SU MONTAÑA MÁGICA ERA EL ÚNICO LUGAR SEGURO
Muchos de los que querían salvarse del fin del mundo han pasado la noche en la localidad francesa de Bugarach. Decían que su montaña mágica era el único lugar seguro del planeta. Por sus calles hoy es fácil encontrarse a curiosos y también a algunos que esperaban la llegada de una nave extraterrestre.
El fin del mundo debería haber llegado hoy a las 11 de la mañana, algo que no ha sucedido. Muchos de los que querían salvarse han pasado la noche en la localidad francesa de Bugarach. Decían que su montaña mágica era el único lugar seguro del planeta y que en su cima aterrizan naves. Sólo subiendo a una de ellas se podía sobrevivir.
Pero en el pico de la montaña mágica, finalmente, no ha aterrizado ninguna nave. Sin embargo, las calles de este pueblo se han convertido en un auténtico espectáculo y se ha podido ver a muchos curiosos disfrazados de marciano. Se habían puesto sus mejores galas, pero no han podido dar la bienvenida a los alienígenas. En Bugarach aseguran que algo ha cambiado en la localidad a las 11 de la mañana. Así lo afirman los autoproclamados 'mesías cósmicos'.
Los vecinos están encantados y mimetizan con el ambiente disfrazándose también.
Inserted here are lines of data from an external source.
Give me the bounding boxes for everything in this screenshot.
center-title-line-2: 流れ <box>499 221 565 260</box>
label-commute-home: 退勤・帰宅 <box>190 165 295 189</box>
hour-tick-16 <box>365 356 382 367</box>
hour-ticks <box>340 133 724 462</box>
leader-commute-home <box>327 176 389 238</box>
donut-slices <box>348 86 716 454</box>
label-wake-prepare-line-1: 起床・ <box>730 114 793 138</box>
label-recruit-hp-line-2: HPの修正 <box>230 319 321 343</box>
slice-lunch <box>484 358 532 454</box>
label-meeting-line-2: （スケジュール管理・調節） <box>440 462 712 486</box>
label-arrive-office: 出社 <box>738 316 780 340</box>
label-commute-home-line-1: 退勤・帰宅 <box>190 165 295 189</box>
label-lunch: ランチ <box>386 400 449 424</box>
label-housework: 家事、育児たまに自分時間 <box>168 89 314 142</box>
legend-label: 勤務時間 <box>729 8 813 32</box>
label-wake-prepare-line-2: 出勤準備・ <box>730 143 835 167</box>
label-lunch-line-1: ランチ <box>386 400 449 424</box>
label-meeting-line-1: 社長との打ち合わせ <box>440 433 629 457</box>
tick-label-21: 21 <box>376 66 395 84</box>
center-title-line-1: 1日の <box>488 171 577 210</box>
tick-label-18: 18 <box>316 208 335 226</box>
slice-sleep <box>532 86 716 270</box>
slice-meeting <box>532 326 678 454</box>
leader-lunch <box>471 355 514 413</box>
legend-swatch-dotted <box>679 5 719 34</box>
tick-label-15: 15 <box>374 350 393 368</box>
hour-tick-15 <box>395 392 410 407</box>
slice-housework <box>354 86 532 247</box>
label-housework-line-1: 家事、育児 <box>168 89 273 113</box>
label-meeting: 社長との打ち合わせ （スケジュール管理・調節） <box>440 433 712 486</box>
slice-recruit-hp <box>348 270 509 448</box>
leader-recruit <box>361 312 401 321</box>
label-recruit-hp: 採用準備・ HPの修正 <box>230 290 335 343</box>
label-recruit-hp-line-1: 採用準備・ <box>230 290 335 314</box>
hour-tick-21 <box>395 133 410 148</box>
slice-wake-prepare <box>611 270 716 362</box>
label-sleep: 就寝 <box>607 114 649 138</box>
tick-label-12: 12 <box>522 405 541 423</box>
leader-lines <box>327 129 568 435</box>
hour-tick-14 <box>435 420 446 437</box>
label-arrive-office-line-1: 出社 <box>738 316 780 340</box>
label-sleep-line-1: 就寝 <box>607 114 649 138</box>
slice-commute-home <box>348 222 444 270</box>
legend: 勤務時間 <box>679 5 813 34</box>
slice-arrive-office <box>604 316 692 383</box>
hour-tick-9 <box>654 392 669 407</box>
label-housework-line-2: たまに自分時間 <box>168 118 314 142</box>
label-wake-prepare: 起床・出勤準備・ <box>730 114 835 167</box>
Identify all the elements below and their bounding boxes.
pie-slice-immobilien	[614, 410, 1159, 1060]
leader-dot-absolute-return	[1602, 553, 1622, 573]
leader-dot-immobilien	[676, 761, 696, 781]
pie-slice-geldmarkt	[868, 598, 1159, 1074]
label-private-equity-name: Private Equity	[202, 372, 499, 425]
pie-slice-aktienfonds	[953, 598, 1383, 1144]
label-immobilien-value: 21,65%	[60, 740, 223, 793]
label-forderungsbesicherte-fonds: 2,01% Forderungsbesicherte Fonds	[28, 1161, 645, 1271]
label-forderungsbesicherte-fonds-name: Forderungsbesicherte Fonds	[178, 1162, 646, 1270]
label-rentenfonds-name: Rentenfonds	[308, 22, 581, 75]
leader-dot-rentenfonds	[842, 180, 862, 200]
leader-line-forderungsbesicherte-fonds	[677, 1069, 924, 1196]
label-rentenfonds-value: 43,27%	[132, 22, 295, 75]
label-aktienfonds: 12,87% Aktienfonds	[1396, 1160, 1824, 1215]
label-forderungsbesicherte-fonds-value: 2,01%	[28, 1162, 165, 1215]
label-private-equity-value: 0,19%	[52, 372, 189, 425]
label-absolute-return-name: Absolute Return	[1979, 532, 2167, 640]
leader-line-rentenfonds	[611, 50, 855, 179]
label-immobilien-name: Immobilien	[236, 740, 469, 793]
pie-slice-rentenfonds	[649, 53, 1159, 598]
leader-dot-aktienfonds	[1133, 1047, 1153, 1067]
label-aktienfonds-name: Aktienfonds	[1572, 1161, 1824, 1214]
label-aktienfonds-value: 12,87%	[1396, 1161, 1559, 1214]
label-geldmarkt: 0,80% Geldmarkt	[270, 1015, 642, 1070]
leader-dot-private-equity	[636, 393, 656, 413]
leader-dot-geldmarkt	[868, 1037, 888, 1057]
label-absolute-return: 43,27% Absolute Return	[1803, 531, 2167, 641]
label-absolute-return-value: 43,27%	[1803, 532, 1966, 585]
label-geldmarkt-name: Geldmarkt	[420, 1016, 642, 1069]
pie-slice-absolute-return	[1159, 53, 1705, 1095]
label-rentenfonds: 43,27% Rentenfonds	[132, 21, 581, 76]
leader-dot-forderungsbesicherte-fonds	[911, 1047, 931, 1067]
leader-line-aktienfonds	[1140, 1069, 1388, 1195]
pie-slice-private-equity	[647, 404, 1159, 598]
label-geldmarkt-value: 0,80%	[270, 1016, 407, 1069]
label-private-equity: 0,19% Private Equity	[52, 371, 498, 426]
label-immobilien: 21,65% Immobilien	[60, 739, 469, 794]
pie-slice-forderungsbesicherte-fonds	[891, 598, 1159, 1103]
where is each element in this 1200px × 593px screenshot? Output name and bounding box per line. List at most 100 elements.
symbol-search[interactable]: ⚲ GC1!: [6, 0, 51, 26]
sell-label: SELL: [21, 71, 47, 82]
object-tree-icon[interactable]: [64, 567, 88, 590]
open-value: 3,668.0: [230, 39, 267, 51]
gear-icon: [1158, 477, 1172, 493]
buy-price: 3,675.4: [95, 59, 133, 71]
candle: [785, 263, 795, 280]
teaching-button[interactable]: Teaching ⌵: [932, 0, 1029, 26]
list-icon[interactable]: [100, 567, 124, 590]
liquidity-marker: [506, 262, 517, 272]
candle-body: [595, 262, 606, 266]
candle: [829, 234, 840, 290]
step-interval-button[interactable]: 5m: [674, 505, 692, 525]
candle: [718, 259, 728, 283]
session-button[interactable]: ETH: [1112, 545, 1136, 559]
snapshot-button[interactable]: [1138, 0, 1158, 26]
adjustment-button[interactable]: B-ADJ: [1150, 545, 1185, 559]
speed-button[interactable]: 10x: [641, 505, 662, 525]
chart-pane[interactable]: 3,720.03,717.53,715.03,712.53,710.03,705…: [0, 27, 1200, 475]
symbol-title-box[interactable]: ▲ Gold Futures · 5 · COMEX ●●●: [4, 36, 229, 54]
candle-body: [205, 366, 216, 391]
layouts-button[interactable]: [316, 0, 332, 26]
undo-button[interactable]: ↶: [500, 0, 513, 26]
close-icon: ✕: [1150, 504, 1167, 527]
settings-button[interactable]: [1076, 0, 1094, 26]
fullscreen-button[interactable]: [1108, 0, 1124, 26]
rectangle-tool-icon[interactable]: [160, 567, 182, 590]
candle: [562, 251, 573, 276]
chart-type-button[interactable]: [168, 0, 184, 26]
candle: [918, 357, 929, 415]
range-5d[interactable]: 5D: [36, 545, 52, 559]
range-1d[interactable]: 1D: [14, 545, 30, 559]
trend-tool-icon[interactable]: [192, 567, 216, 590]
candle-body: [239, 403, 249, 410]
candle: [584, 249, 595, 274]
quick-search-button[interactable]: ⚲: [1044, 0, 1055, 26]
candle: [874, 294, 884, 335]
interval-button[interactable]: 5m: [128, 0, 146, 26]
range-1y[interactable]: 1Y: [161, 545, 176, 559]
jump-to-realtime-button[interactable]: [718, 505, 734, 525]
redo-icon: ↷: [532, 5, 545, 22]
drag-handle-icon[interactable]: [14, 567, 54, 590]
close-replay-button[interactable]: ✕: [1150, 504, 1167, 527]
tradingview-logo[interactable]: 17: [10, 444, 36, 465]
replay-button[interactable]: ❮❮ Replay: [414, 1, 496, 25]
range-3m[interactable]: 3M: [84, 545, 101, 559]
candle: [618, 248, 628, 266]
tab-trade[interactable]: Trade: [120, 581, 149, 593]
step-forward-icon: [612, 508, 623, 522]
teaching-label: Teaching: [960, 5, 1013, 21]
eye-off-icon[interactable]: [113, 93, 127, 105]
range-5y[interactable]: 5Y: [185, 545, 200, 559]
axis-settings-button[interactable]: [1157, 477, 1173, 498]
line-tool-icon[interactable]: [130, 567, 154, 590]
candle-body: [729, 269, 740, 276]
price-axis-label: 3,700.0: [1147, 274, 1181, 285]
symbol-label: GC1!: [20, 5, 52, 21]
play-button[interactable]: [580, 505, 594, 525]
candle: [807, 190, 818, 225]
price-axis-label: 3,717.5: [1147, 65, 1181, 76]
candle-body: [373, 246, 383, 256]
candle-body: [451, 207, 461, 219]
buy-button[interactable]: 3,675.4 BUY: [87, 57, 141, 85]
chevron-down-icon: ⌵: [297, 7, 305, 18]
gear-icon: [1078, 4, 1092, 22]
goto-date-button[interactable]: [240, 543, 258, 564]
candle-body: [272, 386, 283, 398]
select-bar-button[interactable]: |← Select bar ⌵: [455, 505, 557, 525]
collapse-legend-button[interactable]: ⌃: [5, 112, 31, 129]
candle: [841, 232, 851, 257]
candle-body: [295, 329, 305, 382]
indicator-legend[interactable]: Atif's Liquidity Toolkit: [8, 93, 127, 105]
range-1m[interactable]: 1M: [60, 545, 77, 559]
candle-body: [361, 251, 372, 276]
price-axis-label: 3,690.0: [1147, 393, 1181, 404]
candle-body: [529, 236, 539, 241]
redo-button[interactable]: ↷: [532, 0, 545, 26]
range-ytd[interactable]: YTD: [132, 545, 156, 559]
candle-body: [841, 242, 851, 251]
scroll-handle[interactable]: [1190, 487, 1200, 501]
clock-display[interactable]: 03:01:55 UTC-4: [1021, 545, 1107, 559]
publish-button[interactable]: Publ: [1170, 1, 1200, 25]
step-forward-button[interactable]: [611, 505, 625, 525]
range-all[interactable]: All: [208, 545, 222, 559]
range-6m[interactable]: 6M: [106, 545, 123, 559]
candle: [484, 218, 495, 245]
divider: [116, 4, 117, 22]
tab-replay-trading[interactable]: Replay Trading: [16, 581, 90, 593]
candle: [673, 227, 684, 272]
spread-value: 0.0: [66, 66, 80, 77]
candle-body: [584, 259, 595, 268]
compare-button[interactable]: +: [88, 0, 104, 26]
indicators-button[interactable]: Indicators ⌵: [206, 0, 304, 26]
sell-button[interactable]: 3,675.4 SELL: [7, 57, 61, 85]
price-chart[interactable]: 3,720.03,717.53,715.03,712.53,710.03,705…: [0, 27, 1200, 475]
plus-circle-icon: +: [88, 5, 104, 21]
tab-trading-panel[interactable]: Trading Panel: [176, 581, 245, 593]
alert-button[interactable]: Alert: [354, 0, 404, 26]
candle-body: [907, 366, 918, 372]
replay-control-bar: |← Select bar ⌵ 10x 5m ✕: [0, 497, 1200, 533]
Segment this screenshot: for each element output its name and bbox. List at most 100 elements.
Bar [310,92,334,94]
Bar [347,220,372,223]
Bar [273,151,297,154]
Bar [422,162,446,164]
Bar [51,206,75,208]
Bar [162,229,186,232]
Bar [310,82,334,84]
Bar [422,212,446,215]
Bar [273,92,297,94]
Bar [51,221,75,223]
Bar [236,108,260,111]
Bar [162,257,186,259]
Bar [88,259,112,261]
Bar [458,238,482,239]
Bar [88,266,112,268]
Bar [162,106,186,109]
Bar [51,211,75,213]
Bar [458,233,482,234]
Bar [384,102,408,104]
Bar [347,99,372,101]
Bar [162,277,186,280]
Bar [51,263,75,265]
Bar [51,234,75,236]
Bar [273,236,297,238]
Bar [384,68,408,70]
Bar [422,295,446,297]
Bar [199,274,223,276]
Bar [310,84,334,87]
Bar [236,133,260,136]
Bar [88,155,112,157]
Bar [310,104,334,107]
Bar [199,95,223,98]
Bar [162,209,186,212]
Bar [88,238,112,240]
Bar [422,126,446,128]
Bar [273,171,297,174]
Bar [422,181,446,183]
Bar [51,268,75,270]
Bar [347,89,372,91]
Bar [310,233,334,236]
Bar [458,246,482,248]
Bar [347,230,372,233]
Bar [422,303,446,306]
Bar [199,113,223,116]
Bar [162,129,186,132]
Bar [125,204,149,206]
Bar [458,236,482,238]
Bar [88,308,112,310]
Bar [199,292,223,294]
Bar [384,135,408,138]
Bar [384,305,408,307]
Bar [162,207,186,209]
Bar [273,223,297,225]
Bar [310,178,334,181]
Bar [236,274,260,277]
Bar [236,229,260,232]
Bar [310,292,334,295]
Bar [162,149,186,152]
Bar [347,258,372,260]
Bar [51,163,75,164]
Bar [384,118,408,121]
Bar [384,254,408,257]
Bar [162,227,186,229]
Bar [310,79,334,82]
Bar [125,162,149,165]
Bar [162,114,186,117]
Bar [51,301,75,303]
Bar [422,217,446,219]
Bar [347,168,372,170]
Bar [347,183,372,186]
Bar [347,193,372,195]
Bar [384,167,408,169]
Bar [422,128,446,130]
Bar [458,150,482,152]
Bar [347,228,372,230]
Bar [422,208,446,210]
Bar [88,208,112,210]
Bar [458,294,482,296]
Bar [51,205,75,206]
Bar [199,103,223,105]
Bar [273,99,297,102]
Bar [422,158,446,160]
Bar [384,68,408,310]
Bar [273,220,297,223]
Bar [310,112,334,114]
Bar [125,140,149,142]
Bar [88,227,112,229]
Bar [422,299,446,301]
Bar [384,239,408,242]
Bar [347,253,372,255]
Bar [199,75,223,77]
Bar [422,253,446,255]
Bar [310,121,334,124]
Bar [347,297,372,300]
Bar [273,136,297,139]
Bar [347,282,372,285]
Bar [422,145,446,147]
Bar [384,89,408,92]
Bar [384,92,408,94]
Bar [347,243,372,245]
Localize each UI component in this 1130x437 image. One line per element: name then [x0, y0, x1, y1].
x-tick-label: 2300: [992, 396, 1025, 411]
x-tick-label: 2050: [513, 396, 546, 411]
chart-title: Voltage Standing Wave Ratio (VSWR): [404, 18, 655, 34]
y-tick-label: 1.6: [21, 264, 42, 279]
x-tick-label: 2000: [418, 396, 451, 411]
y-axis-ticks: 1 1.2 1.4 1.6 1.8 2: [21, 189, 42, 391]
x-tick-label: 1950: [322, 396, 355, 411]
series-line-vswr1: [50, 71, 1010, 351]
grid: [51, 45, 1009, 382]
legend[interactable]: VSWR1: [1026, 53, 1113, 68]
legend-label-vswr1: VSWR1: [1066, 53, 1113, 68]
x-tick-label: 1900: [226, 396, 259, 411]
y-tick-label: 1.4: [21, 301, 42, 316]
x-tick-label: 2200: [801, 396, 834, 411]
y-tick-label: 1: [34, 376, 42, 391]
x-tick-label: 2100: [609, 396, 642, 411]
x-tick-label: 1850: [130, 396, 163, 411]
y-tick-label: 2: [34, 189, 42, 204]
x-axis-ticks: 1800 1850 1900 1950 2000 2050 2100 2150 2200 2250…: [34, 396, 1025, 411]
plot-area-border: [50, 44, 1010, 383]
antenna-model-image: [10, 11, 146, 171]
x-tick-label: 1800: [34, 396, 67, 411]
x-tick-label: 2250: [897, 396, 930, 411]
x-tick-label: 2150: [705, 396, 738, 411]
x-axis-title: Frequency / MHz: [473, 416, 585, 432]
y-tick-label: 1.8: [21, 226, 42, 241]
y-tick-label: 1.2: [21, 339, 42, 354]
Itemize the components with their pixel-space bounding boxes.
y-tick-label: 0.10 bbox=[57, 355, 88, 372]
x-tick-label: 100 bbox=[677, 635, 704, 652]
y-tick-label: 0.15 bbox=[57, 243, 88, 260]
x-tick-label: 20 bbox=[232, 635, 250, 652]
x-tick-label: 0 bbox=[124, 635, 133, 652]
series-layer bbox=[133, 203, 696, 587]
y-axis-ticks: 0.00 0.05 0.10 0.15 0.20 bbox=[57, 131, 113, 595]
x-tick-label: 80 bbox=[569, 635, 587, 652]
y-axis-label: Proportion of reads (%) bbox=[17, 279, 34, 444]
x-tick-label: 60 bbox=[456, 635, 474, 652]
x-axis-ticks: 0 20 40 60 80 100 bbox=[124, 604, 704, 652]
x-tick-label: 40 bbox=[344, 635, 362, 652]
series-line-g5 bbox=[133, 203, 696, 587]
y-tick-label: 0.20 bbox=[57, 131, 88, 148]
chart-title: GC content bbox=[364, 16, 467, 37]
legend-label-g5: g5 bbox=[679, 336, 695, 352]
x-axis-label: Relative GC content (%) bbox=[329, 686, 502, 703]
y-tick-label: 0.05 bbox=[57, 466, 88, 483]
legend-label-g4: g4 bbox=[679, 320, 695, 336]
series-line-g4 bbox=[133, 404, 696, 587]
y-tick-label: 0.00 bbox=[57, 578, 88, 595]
Tampoco han querido dejar escapar el negocio y se han puesto a vender dulces y bollos a precios económicos. "Me conecto con todas las antenas de televisión y los extraterrestres. Lo capto todo", bromea una vecina.
Son muchas las 'caras conocidas' que han querido pasar en este pueblo francés sus hipotéticas últimas horas. No han faltado los disfraces de Darth Vader, el maestro Yoda y más personajes de las ciencias ocultas.
Los visitantes se habían preparado para todo, incluso, con embudos 'antimeteoritos' y algunos de ellos interpretaban música celestial para ahuyentar al lado más oscuro del planeta. A pesar de todo, algunos creyentes del apocalipsis se han refugiado en la montaña, algo que está totalmente prohibido.